You hear a lot of people talking about the Russell 1000 index as their proxy for large-cap stocks and the Russell 2000 to represent small-caps. How about an ETF that invests in both of them at the same time? It may be a bit surprising that there are only two ETFs out there that track the Russell 3000 index - this one and the iShares Russell 3000 ETF (IWV). Even though IWV is six times larger than VTHR in terms of assets, VTHR has just half the expense ratio. With the AUM level more than large enough to ensure liquidity in trading, the Vanguard ETF is the easy choice for me.

Investors may ask what separates this ETF from the Vanguard Total Stock Market ETF (VTI) since both target the entire U.S. equity market. In terms of performance and volatility, you’ll probably see very little difference between the two. The big differentiator is portfolio composition. VTI invests in nearly 4000 stocks, most of the extras coming from the small- and micro-cap worlds. Many investors want to avoid this riskier end of the market altogether (even though it accounts for very little exposure within the fund itself). For some, paying a few extra basis points in cost might be worth it to avoid these tiny companies in their portfolios.

Vanguard Total World Bond ETF (BNDW)

This last ETF might be the best deal of all! The Vanguard Total Bond Market ETF (BND) has become the biggest bond ETF in the world with nearly $100 billion in assets. With such broad bond market coverage and a microscopically small 0.03% expense ratio, it’s easy to see why. But why not upgrade your portfolio to cover the entire global bond market? For just two basis points of additional expense, you can have it and it makes a lot of sense in most portfolios.

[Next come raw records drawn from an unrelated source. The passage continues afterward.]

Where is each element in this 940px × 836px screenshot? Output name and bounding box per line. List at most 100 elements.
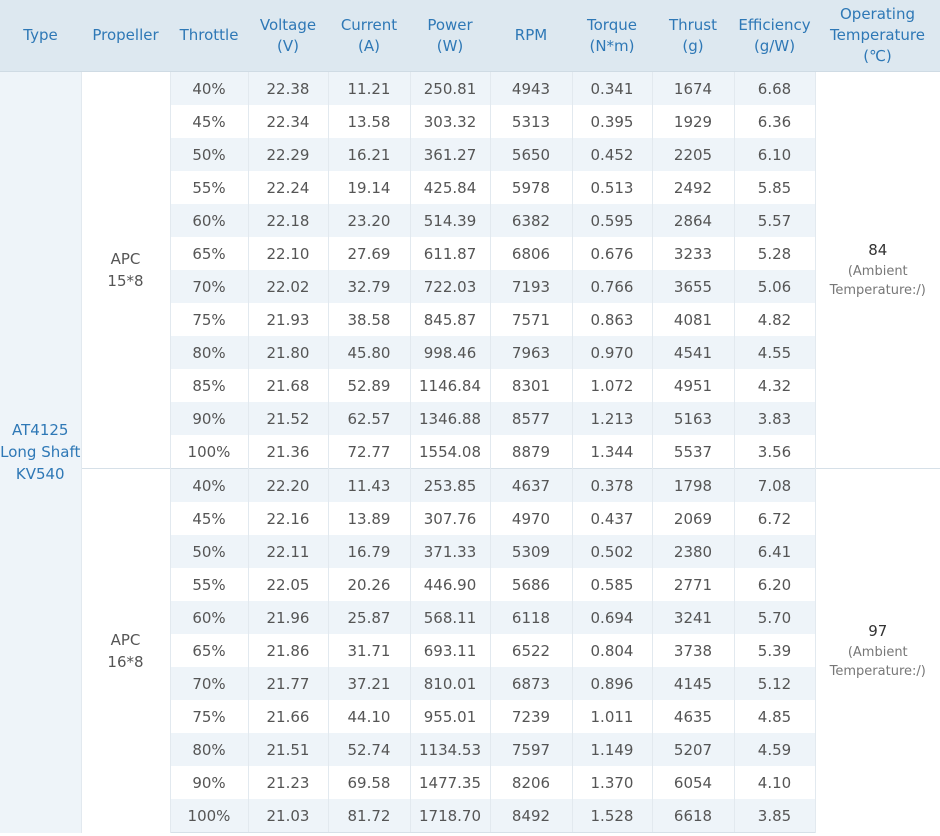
cell-efficiency: 6.20 [733,568,816,601]
table-row: AT4125 Long Shaft KV540 APC 15*8 40% 22.38 11.2… [0,71,940,833]
cell-efficiency: 7.08 [733,468,816,502]
table-row: 90% 21.23 69.58 1477.35 8206 1.370 6054 4.10 [0,766,940,799]
motor-type-cell: AT4125 Long Shaft KV540 [0,71,82,833]
cell-throttle: 65% [169,237,249,270]
cell-current: 13.89 [327,502,411,535]
column-header-operating-temperature: Operating Temperature (℃) [815,0,940,72]
cell-power: 845.87 [409,303,491,336]
cell-torque: 0.513 [571,171,653,204]
cell-voltage: 21.23 [247,766,329,799]
cell-current: 44.10 [327,700,411,733]
cell-efficiency: 5.06 [733,270,816,303]
column-header-current: Current (A) [328,0,410,72]
cell-current: 13.58 [327,105,411,138]
cell-rpm: 8492 [489,799,573,833]
cell-voltage: 21.93 [247,303,329,336]
temperature-value: 97 [868,621,888,640]
ambient-temperature-note: (Ambient Temperature:/) [829,264,926,298]
cell-voltage: 21.03 [247,799,329,833]
cell-thrust: 3655 [651,270,735,303]
cell-rpm: 7571 [489,303,573,336]
cell-power: 810.01 [409,667,491,700]
table-row: 75% 21.66 44.10 955.01 7239 1.011 4635 4.85 [0,700,940,733]
cell-throttle: 50% [169,138,249,171]
cell-power: 955.01 [409,700,491,733]
cell-torque: 1.011 [571,700,653,733]
cell-current: 19.14 [327,171,411,204]
column-header-throttle: Throttle [170,0,248,72]
cell-throttle: 90% [169,766,249,799]
cell-current: 81.72 [327,799,411,833]
cell-efficiency: 5.28 [733,237,816,270]
table-row: 70% 22.02 32.79 722.03 7193 0.766 3655 5.06 [0,270,940,303]
column-header-thrust: Thrust (g) [652,0,734,72]
cell-thrust: 4541 [651,336,735,369]
table-row: 75% 21.93 38.58 845.87 7571 0.863 4081 4.82 [0,303,940,336]
cell-efficiency: 5.12 [733,667,816,700]
table-row: 85% 21.68 52.89 1146.84 8301 1.072 4951 4.32 [0,369,940,402]
cell-thrust: 1798 [651,468,735,502]
table-header-row: Type Propeller Throttle Voltage (V) Current (A… [0,0,940,72]
cell-power: 514.39 [409,204,491,237]
cell-efficiency: 6.10 [733,138,816,171]
cell-thrust: 5207 [651,733,735,766]
cell-current: 62.57 [327,402,411,435]
cell-power: 1718.70 [409,799,491,833]
cell-power: 998.46 [409,336,491,369]
cell-voltage: 22.02 [247,270,329,303]
cell-rpm: 7963 [489,336,573,369]
cell-current: 37.21 [327,667,411,700]
cell-current: 16.21 [327,138,411,171]
cell-power: 1134.53 [409,733,491,766]
cell-voltage: 22.20 [247,468,329,502]
cell-efficiency: 6.68 [733,71,816,105]
column-header-rpm: RPM [490,0,572,72]
cell-torque: 0.970 [571,336,653,369]
cell-power: 1146.84 [409,369,491,402]
table-row: 45% 22.34 13.58 303.32 5313 0.395 1929 6.36 [0,105,940,138]
cell-rpm: 6806 [489,237,573,270]
cell-voltage: 21.51 [247,733,329,766]
cell-thrust: 1674 [651,71,735,105]
cell-voltage: 21.96 [247,601,329,634]
cell-current: 69.58 [327,766,411,799]
cell-thrust: 2864 [651,204,735,237]
cell-voltage: 22.10 [247,237,329,270]
column-header-propeller: Propeller [81,0,170,72]
cell-thrust: 1929 [651,105,735,138]
cell-power: 568.11 [409,601,491,634]
cell-current: 45.80 [327,336,411,369]
cell-rpm: 7597 [489,733,573,766]
cell-rpm: 4637 [489,468,573,502]
cell-efficiency: 6.41 [733,535,816,568]
table-row: 55% 22.05 20.26 446.90 5686 0.585 2771 6.20 [0,568,940,601]
table-row: 50% 22.11 16.79 371.33 5309 0.502 2380 6.41 [0,535,940,568]
cell-torque: 1.149 [571,733,653,766]
cell-throttle: 50% [169,535,249,568]
cell-efficiency: 6.36 [733,105,816,138]
propeller-cell: APC 15*8 [80,71,171,469]
cell-throttle: 60% [169,601,249,634]
cell-efficiency: 5.39 [733,634,816,667]
cell-rpm: 8879 [489,435,573,469]
cell-throttle: 45% [169,502,249,535]
cell-torque: 0.437 [571,502,653,535]
cell-torque: 1.344 [571,435,653,469]
cell-thrust: 4635 [651,700,735,733]
cell-throttle: 65% [169,634,249,667]
table-row: 80% 21.80 45.80 998.46 7963 0.970 4541 4.55 [0,336,940,369]
cell-voltage: 21.86 [247,634,329,667]
cell-rpm: 5650 [489,138,573,171]
cell-efficiency: 3.56 [733,435,816,469]
ambient-temperature-note: (Ambient Temperature:/) [829,644,926,679]
table-row: APC 16*8 40% 22.20 11.43 253.85 4637 0.378 1798 7… [0,468,940,833]
cell-current: 72.77 [327,435,411,469]
cell-torque: 0.502 [571,535,653,568]
cell-voltage: 22.16 [247,502,329,535]
cell-rpm: 5309 [489,535,573,568]
cell-rpm: 5978 [489,171,573,204]
cell-efficiency: 4.85 [733,700,816,733]
cell-voltage: 21.77 [247,667,329,700]
cell-torque: 1.370 [571,766,653,799]
cell-current: 16.79 [327,535,411,568]
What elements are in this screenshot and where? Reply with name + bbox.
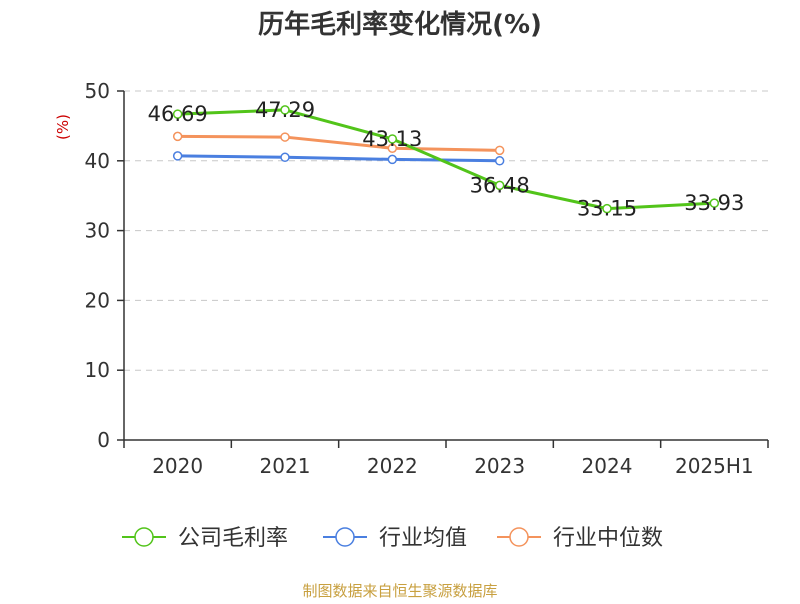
data-point <box>494 180 505 191</box>
axes: 0 10 20 30 40 50 2020 2021 2022 2023 2024 2025H1 <box>85 79 769 478</box>
series-line <box>177 108 715 211</box>
data-point <box>494 145 505 156</box>
data-point <box>602 203 612 214</box>
series-lines <box>172 105 720 214</box>
data-point <box>172 131 183 142</box>
data-point <box>709 198 720 208</box>
data-label: 43.13 <box>362 127 422 151</box>
y-tick-label: 50 <box>85 79 110 103</box>
data-point <box>280 132 290 142</box>
legend-swatch-marker <box>509 527 529 547</box>
data-point <box>172 109 183 119</box>
legend-swatch-marker <box>335 527 355 547</box>
x-tick-label: 2022 <box>367 454 418 478</box>
y-tick-label: 40 <box>85 149 110 173</box>
series-line <box>177 134 500 152</box>
y-tick-label: 30 <box>85 219 110 243</box>
legend[interactable]: 公司毛利率 行业均值 行业中位数 <box>122 526 663 551</box>
legend-label: 行业均值 <box>379 526 467 551</box>
x-tick-label: 2025H1 <box>675 454 754 478</box>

In reality, BNDW is just a 50/50 combination of BND and the Vanguard Total International Bond Market ETF (BNDX). For some, that 50/50 split will be too much exposure to the international markets. In that case, there’s nothing wrong with using BND and BNDX individually to create your own personalized asset allocation. Otherwise, BNDW does a great job of giving you both in a single product.